FIG. 1 is a block diagram of a thin film forming apparatus according to an embodiment of the present invention, FIG. 2 is an enlarged view showing the main parts, and FIGS. 3 to 5 are operation explanatory diagrams. (1)... Crucible, (2)... Hollow part (opening), (3)... Sample (irradiated object), (5)... Sample holding part (- irradiated object holding means) ), (8
>> Electron beam, (7) Electron beam irradiation unit (electron beam irradiation means)
(8) Thin film, - (9) One substrate (film-forming object), (10) Substrate holding part (film-forming object holding means), (1
1)...Film thickness detection unit (film thickness detection means), (131-...
Control part (control means), (14)...-side hole.

Claims (3)

[Claims] (1) In a thin film forming apparatus that irradiates an irradiated object made of an evaporated substance with an electron beam and thereby forms a film of the evaporated substance on the irradiated object, electron beam irradiation that irradiates the electron beam to a certain irradiation position means, an irradiated object holding means for holding the irradiated object at the irradiation position and moving the electron beam so that the electron beam uniformly irradiates the irradiated object; A film-forming object holding means for holding the film-forming object, which is provided at a position to deposit the evaporated substance from the held irradiation object, and a film-forming object holding means for holding the film-forming object; Thin film formation characterized by comprising a film thickness detecting means for detecting the film thickness, and a control means for controlling the movement of the irradiated object by the film forming object holding means based on the film thickness detection result by the film thickness detecting means.

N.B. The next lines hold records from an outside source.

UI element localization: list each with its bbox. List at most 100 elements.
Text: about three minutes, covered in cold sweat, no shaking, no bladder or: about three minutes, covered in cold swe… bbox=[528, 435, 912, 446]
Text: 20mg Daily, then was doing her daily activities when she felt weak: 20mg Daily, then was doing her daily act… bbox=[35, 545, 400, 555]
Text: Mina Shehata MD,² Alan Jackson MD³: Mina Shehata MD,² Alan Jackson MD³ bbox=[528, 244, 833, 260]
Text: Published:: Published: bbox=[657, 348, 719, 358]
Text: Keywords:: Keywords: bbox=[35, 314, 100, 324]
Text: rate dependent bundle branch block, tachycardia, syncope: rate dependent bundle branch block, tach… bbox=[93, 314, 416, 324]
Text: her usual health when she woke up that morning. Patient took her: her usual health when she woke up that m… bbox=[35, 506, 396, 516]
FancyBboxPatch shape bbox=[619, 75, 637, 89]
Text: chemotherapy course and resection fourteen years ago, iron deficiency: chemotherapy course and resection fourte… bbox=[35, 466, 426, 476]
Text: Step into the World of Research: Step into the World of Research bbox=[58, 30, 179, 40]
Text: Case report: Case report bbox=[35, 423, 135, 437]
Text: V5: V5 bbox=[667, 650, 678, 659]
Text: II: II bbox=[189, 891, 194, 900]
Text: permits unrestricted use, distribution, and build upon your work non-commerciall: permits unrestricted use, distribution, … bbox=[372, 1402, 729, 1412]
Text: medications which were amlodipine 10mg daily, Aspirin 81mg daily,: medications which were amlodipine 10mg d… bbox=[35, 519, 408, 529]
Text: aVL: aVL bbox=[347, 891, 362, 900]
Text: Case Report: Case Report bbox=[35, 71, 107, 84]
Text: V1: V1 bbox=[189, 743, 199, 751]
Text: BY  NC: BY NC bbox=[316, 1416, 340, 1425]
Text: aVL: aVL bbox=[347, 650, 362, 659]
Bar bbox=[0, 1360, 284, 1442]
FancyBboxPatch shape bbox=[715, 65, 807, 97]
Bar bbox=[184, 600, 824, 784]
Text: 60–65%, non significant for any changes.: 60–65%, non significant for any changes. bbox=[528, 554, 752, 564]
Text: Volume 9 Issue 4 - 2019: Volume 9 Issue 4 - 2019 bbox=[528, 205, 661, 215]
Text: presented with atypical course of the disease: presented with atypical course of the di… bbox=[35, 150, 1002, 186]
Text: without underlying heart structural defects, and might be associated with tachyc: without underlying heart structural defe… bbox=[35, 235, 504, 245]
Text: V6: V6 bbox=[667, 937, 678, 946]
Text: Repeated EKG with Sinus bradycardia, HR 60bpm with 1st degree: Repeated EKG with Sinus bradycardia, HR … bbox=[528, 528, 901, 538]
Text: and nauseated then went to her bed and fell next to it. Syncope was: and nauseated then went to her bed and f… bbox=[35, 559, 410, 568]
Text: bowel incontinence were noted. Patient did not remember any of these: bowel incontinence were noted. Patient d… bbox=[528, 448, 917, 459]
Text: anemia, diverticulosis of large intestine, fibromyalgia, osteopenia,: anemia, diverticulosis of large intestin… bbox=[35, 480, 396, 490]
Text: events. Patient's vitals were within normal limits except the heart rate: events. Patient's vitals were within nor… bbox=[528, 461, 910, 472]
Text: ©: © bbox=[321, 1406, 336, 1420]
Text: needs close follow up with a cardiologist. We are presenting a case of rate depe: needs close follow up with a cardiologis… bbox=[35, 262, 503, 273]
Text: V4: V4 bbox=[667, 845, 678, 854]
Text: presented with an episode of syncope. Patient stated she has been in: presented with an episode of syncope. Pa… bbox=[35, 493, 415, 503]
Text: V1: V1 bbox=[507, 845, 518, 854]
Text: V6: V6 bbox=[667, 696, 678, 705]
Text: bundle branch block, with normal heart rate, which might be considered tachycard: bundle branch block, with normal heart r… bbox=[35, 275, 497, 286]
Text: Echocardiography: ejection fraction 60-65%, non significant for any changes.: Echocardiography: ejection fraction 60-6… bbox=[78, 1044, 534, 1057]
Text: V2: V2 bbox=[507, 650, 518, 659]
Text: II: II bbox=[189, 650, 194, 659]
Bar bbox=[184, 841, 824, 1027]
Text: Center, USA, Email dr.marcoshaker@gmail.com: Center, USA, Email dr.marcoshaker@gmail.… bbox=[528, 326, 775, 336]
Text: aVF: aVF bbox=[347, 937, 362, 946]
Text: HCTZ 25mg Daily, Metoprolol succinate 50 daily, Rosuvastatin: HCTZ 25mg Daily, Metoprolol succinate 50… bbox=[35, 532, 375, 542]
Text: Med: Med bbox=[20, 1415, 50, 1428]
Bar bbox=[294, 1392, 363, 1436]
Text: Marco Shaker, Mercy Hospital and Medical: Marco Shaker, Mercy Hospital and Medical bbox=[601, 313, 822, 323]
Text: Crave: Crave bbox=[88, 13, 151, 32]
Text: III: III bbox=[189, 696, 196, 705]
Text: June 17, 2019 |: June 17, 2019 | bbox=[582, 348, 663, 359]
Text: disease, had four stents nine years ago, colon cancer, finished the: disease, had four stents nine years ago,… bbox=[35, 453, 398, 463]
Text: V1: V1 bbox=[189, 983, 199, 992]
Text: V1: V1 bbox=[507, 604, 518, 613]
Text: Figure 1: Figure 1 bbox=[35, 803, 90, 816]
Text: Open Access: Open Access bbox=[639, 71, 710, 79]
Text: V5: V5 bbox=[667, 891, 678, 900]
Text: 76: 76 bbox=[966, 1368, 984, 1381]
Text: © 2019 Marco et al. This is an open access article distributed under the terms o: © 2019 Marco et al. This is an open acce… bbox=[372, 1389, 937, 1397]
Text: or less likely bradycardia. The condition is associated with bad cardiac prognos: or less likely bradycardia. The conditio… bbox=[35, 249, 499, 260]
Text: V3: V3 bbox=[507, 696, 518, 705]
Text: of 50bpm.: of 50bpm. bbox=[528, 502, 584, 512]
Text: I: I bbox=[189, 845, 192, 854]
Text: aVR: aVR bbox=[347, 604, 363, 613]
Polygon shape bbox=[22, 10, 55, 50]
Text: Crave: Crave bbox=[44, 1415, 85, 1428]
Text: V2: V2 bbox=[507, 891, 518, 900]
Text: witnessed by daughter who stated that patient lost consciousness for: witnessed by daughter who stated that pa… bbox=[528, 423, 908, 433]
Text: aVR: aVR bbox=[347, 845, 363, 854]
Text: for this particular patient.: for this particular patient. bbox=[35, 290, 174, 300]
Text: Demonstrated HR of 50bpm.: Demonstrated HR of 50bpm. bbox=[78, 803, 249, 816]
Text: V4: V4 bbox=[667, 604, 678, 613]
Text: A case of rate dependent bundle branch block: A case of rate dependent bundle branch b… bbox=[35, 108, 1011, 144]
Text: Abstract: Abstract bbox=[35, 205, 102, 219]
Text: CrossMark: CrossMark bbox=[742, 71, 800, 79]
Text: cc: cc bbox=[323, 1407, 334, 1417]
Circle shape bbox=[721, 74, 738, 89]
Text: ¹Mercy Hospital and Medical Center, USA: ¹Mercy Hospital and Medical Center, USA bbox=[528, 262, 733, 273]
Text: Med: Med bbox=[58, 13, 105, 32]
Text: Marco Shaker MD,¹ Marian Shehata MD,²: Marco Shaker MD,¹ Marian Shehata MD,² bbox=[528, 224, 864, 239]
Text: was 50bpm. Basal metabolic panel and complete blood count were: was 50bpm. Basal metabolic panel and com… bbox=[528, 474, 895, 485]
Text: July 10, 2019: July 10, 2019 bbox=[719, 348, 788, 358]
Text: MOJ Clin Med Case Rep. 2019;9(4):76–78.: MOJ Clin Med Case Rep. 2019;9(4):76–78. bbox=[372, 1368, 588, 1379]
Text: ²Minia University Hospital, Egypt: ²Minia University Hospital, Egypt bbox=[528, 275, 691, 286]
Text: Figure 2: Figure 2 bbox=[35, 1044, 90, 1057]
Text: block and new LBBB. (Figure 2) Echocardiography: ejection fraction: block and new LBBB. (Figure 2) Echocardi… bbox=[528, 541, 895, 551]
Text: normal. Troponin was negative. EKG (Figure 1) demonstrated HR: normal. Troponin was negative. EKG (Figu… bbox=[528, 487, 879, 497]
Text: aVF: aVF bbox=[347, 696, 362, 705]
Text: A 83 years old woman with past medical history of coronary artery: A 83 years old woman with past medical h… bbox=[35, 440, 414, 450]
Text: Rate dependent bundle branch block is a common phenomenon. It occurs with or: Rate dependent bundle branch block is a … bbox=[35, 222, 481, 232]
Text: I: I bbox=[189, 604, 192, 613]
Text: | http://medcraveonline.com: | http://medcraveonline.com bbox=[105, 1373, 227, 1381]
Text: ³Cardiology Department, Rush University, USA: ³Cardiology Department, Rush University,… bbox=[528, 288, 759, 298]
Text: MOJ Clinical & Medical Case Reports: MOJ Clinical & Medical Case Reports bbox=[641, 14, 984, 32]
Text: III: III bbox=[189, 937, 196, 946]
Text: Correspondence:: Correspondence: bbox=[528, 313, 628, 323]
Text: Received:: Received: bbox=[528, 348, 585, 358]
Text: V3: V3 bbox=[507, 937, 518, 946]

Device. (2) The irradiated object held by the irradiated object holding means has a cylindrical shape, and is driven forward and backward in its axial direction by this irradiated object holding means, and is also rotated around its axial direction to increase the film thickness. 2. The thin film forming apparatus according to claim 1, wherein the rotational speed around the axial direction is adjusted based on the film thickness detection result by the detection means. (3) The irradiated object held by the irradiated object holding means is surrounded by a fireproof crucible, and this crucible is provided with an opening through which the electron beam passes and irradiates the irradiated object. 3. The thin film forming apparatus according to claim 2, further comprising a hole in which the irradiated object is loosely inserted so as to be able to move forward and backward in the axial direction and communicate with the opening.